» Monday, May 17, 2004

NHS Modernisation Board

The Prime Minister’s Spokesman (PMS) advised journalists that the Prime Minister and John Reid would be hosting a breakfast in Downing Street tomorrow for the NHS Modernisation Board who would be publishing their annual report. It was an important report as it represented the views of professionals and patient groups about where the NHS was going. It followed the Crisp Report, which had shown good progress on waiting times and staff levels, acknowledging, however, that there was still a lot more to do.

Briefing took place at 15:45 | Search for related news


  1. It is deeply disappoiinting that so little of the extra funds spent in the NHS is not used on the people who provide the service rather than those who like to watch.

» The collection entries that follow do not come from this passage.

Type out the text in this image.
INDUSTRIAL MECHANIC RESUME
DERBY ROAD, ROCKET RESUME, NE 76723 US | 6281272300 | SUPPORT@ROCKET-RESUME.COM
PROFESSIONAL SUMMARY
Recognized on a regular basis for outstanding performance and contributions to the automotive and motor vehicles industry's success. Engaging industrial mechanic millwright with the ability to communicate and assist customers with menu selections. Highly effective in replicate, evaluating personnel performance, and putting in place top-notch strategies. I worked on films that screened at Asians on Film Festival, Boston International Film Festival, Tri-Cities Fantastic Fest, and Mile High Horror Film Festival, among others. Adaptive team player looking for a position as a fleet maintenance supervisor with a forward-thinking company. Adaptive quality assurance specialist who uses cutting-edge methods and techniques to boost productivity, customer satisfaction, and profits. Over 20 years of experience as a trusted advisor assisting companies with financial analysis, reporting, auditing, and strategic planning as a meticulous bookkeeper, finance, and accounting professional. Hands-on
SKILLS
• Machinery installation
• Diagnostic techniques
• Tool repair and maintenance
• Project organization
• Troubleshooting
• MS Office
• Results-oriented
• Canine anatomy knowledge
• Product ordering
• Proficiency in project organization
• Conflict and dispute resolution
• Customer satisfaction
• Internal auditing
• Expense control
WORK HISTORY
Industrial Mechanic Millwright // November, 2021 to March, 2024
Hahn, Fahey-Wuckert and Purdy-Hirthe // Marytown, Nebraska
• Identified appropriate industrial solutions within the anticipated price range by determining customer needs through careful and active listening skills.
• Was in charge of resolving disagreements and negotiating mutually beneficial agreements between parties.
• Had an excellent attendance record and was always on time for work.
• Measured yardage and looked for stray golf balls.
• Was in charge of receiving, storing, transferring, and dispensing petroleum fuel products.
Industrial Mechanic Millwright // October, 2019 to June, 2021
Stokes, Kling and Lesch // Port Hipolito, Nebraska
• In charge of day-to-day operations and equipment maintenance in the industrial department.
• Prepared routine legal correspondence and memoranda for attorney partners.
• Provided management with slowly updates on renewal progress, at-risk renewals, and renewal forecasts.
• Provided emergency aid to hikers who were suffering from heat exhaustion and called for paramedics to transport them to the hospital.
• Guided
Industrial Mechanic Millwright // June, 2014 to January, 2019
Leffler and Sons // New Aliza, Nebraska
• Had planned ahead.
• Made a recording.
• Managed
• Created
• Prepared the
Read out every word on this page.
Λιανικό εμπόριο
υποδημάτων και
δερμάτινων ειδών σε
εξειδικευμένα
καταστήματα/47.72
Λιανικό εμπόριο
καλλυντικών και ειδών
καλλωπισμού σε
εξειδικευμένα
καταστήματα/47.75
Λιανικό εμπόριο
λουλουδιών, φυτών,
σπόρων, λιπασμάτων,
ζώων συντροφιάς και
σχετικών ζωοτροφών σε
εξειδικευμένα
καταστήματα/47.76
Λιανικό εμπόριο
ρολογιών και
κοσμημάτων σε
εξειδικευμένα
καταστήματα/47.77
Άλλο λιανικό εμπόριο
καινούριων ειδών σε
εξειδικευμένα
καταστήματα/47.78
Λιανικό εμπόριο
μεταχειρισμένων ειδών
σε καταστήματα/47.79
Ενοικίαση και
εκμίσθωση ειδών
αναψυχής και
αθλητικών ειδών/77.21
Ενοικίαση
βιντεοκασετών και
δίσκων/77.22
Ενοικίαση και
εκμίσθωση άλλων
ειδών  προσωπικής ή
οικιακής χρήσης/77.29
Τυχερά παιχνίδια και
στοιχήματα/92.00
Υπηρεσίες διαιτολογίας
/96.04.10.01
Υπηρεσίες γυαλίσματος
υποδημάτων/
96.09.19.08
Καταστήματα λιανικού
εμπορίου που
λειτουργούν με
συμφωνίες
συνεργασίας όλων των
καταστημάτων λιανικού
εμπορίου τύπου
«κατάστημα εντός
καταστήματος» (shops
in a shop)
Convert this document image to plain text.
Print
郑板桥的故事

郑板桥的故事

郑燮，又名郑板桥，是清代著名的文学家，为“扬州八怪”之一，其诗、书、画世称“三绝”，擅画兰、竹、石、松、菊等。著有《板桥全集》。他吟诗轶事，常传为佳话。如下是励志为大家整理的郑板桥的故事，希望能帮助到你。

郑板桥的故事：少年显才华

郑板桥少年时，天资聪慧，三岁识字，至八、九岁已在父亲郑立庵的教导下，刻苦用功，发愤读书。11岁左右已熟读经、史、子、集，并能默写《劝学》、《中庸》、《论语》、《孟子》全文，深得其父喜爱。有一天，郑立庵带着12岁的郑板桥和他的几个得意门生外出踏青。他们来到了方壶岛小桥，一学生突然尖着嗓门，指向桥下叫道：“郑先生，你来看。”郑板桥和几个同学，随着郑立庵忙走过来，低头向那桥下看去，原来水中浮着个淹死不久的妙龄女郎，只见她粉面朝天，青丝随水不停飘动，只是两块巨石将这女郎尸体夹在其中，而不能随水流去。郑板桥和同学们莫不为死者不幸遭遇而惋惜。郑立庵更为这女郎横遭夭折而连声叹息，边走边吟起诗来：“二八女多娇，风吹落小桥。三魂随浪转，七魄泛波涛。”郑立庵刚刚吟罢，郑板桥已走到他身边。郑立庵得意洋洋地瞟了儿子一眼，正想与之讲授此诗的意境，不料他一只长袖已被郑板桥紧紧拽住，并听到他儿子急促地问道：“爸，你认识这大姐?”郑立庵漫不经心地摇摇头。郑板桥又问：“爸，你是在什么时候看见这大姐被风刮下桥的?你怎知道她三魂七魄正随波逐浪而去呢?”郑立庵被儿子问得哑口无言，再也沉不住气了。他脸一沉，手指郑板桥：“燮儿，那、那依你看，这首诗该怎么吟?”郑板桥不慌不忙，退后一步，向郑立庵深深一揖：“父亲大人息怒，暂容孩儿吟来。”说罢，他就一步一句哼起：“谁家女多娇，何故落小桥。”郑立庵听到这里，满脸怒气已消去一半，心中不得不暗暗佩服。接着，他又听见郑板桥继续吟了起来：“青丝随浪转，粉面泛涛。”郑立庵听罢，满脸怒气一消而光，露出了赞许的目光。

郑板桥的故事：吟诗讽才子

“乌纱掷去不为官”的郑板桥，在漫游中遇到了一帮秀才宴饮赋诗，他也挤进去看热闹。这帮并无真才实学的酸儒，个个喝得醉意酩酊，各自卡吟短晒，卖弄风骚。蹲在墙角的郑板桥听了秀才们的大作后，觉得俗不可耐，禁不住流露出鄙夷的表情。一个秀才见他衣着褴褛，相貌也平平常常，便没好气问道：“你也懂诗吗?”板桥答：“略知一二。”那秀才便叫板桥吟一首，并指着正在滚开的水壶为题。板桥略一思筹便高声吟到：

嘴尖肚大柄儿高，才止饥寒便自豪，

    Sadly, the debacles that are the new doctors’ contracts have further eroded trust in the DoH. What about a bit of honesty for a change? So many areas cannot recruit GPs; and if a GP resigns to take up freelance or locum work he is counted an an "extra" doctor!!

    Waiting lists! We all have patients waiting much longer than 9 months for treatment; but they are not counted as being on the "waiting list" until a few months before beimng sent for.

    Truly newspeak at work.

    Comment by ciaran wasson — 18 May 2004 on 12:23 am | Link
  2. How would it improve NHS services if all the extra money was simply spent raising the salaries of doctors and nurses?

    Comment by David Boothroyd — 18 May 2004 on 12:51 pm | Link
  3. David,

    because it would attract more, and better qualified, people to become doctors and nurses

    because it would show that we do value public servants

    because it would go some way to reversing the obscene situation where someone who sits in an office making more money for already rich people gets paid more than someone who saves lives

    because it would better than raising the salaries of business consultants in the NHS




    (your response is also a rather obtuse interpretation of what ciaran said – why not address the issue instead of twisting it?)

    Comment by Uncarved Block — 18 May 2004 on 2:20 pm | Link
  4. Doctors are already paid extremely well, Consultants even more so (and have had obscenely lax conditions for many years). The problem with attracting staff to the NHS is at the lower levels and here I agree, but it seems to me that it will not alter patient care one iota that their GP is on \xA365,000 and not \xA355,000.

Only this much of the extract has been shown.